Prima di quel romanzo e dopo aver già pubblicato con Donzelli, questi era già stato ad Arborea. Fu nel 1999, lo stesso anno in cui aveva iniziato a curare una rubrica, “Viaggio per le città del duce”, per “Limes”, la rivista di geopolitica del gruppo “L’Espresso”. Se ne trova traccia in un opuscolo donato dallo stesso scrittore, con tanto di dedica, alla Biblioteca comunale. A confermarlo è lo stesso direttore Leonardo Mura che dice: “Era una mattina di dicembre e l’entrata della Biblioteca allora dava verso il mercato. Entrò un signore, che, con una leggera inflessione romana, si presentò ‘Piascere Antonio Pennacchi’ “. Di tratto cordiale e semplice. Allora la sorella Laura era sottosegretario di stato nel Governo Prodi, e, probabilmente, a chiunque, che segue con attenzione la politica, sarebbe sorta spontanea la domanda: «Ma lei è parente di…? ». Oggi avverrebbe il contrario, ma allora era così. È una ruota che gira. All’epoca, forse ancora dipendente della Fulgorcavi, Pennacchi si mostrò insofferente a rendere conto delle sue parentele. Era lì per avere qualche informazione sulla bonifica di Arborea e pare fosse cascato dalle nuvole – almeno queste sono le parole usate da Mura raggiunto telefonicamente –, quando venne a sapere che il risanamento idraulico e agrario di Mussolinia non era stata opera del fascismo. D’altronde, ancora oggi, molti arborensi credono che a compierlo sia stata la volontà del piccone risanatore. Ma così non fu e lo stesso Pennacchi l’ha poi scritto nei suoi lavori: ad Arborea «ci si erano messi gli elèttrici»[2].
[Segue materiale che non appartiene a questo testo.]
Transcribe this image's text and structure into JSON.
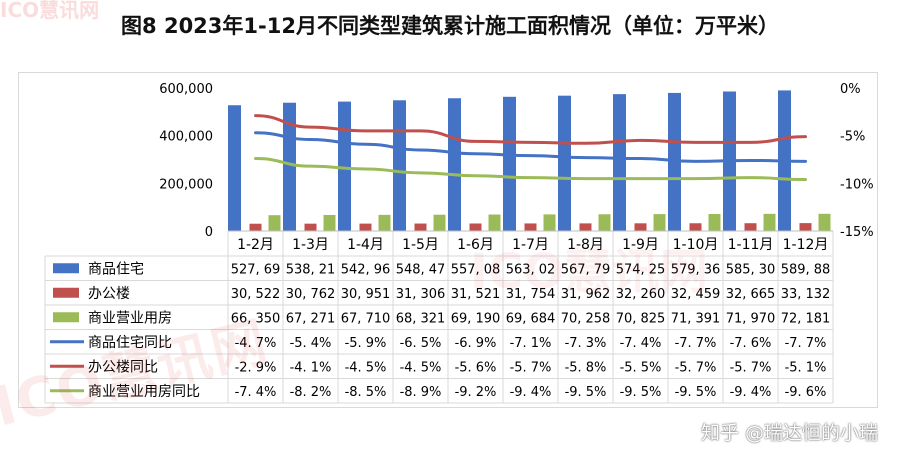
{
  "title": "图8  2023年1-12月不同类型建筑累计施工面积情况（单位：万平米）",
  "watermark": "ICO慧讯网",
  "attribution": "知乎 @瑞达恒的小瑞",
  "colors": {
    "residential": "#4472c4",
    "office": "#c0504d",
    "commercial": "#9bbb59",
    "grid": "#d9d9d9",
    "axis_text": "#000000"
  },
  "chart_data": {
    "type": "bar",
    "title": "图8  2023年1-12月不同类型建筑累计施工面积情况（单位：万平米）",
    "categories": [
      "1-2月",
      "1-3月",
      "1-4月",
      "1-5月",
      "1-6月",
      "1-7月",
      "1-8月",
      "1-9月",
      "1-10月",
      "1-11月",
      "1-12月"
    ],
    "y_left": {
      "ylim": [
        0,
        600000
      ],
      "ticks": [
        "0",
        "200,000",
        "400,000",
        "600,000"
      ],
      "tick_values": [
        0,
        200000,
        400000,
        600000
      ]
    },
    "y_right": {
      "ylim": [
        -15,
        0
      ],
      "ticks": [
        "0%",
        "-5%",
        "-10%",
        "-15%"
      ],
      "tick_values": [
        0,
        -5,
        -10,
        -15
      ]
    },
    "grid": false,
    "legend": "data-table",
    "bar_series": [
      {
        "name": "商品住宅",
        "color": "#4472c4",
        "values": [
          527690,
          538210,
          542960,
          548470,
          557080,
          563020,
          567790,
          574250,
          579360,
          585300,
          589880
        ],
        "labels": [
          "527, 69",
          "538, 21",
          "542, 96",
          "548, 47",
          "557, 08",
          "563, 02",
          "567, 79",
          "574, 25",
          "579, 36",
          "585, 30",
          "589, 88"
        ]
      },
      {
        "name": "办公楼",
        "color": "#c0504d",
        "values": [
          30522,
          30762,
          30951,
          31306,
          31521,
          31754,
          31962,
          32260,
          32459,
          32665,
          33132
        ],
        "labels": [
          "30, 522",
          "30, 762",
          "30, 951",
          "31, 306",
          "31, 521",
          "31, 754",
          "31, 962",
          "32, 260",
          "32, 459",
          "32, 665",
          "33, 132"
        ]
      },
      {
        "name": "商业营业用房",
        "color": "#9bbb59",
        "values": [
          66350,
          67271,
          67710,
          68321,
          69190,
          69684,
          70258,
          70825,
          71391,
          71970,
          72181
        ],
        "labels": [
          "66, 350",
          "67, 271",
          "67, 710",
          "68, 321",
          "69, 190",
          "69, 684",
          "70, 258",
          "70, 825",
          "71, 391",
          "71, 970",
          "72, 181"
        ]
      }
    ],
    "line_series": [
      {
        "name": "商品住宅同比",
        "color": "#4472c4",
        "values": [
          -4.7,
          -5.4,
          -5.9,
          -6.5,
          -6.9,
          -7.1,
          -7.3,
          -7.4,
          -7.7,
          -7.6,
          -7.7
        ],
        "labels": [
          "-4. 7%",
          "-5. 4%",
          "-5. 9%",
          "-6. 5%",
          "-6. 9%",
          "-7. 1%",
          "-7. 3%",
          "-7. 4%",
          "-7. 7%",
          "-7. 6%",
          "-7. 7%"
        ]
      },
      {
        "name": "办公楼同比",
        "color": "#c0504d",
        "values": [
          -2.9,
          -4.1,
          -4.5,
          -4.5,
          -5.6,
          -5.7,
          -5.8,
          -5.5,
          -5.7,
          -5.7,
          -5.1
        ],
        "labels": [
          "-2. 9%",
          "-4. 1%",
          "-4. 5%",
          "-4. 5%",
          "-5. 6%",
          "-5. 7%",
          "-5. 8%",
          "-5. 5%",
          "-5. 7%",
          "-5. 7%",
          "-5. 1%"
        ]
      },
      {
        "name": "商业营业用房同比",
        "color": "#9bbb59",
        "values": [
          -7.4,
          -8.2,
          -8.5,
          -8.9,
          -9.2,
          -9.4,
          -9.5,
          -9.5,
          -9.5,
          -9.4,
          -9.6
        ],
        "labels": [
          "-7. 4%",
          "-8. 2%",
          "-8. 5%",
          "-8. 9%",
          "-9. 2%",
          "-9. 4%",
          "-9. 5%",
          "-9. 5%",
          "-9. 5%",
          "-9. 4%",
          "-9. 6%"
        ]
      }
    ]
  }
}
E ovviamente lo ribadiva anche il suo amico Antonio Michele Angioni, con cui verosimilmente era entrato in contatto dopo aver visto la sua opera monumentale “Arborea… e l’Arboreino”, che «per il numero delle testimonianze, la quantità e qualità dei materiali, l’acribia delle ricostruzioni e delle argomentazioni, mette fuori gioco pure certi storici di professione», disse di lui Pennacchi nel 2009[3]. Erano amici per davvero. Si erano più volte scritti e sentiti per telefono, condividevano le stesse passioni, e «perfino gli stessi nemici», probabilmente gli accademici, che faticavano a riconoscere a entrambi i meriti dei loro sacrifici nella ricerca.
Antonio Pennacchi ed Arborea. Appena l’anno passato Stefano Orrù, un ragazzo della locale consulta giovanile, l’aveva chiamato per sondare la sua disponibilità a partecipare al festival di “Istòria”. Dati altri impegni ormai assunti, dovette rimandare a tempi migliori. E per l’eventuale soggiorno si era comunque raccomandato ad una prenotazione “in quella bella locanda vicino alla piazza”, con al centro l’alto simulacro di Maria Ausiliatrice, davanti alla parrocchiale con le statue di Don Bosco e Domenico Savio, che tanto gli hanno ricordato la Littoria rurale, cresciuta, non sotto i colpi del piccone risanatore, ma della pala e del cemento democristiano, che hanno fatto di Latina una “moderna” città.
Se ho riportato qualche inesattezza me ne scusino le persone interessate. Quanto a lei, caro Pennacchi, ci vediamo al Gallo Bianco, graditissimo ospite.
1 A. Pennacchi, Canale Mussolini. Parte seconda, Mondadori, Milano, 2015.
[2] A. Pennacchi, “Fascio e martello. Viaggio per le città del duce”, Roma-Bari, Laterza, 2008.
[3] A. Pennacchi, “Camillo Barany e il prefetto Giacone”, in Limes – A est di Berlino, 5/2009.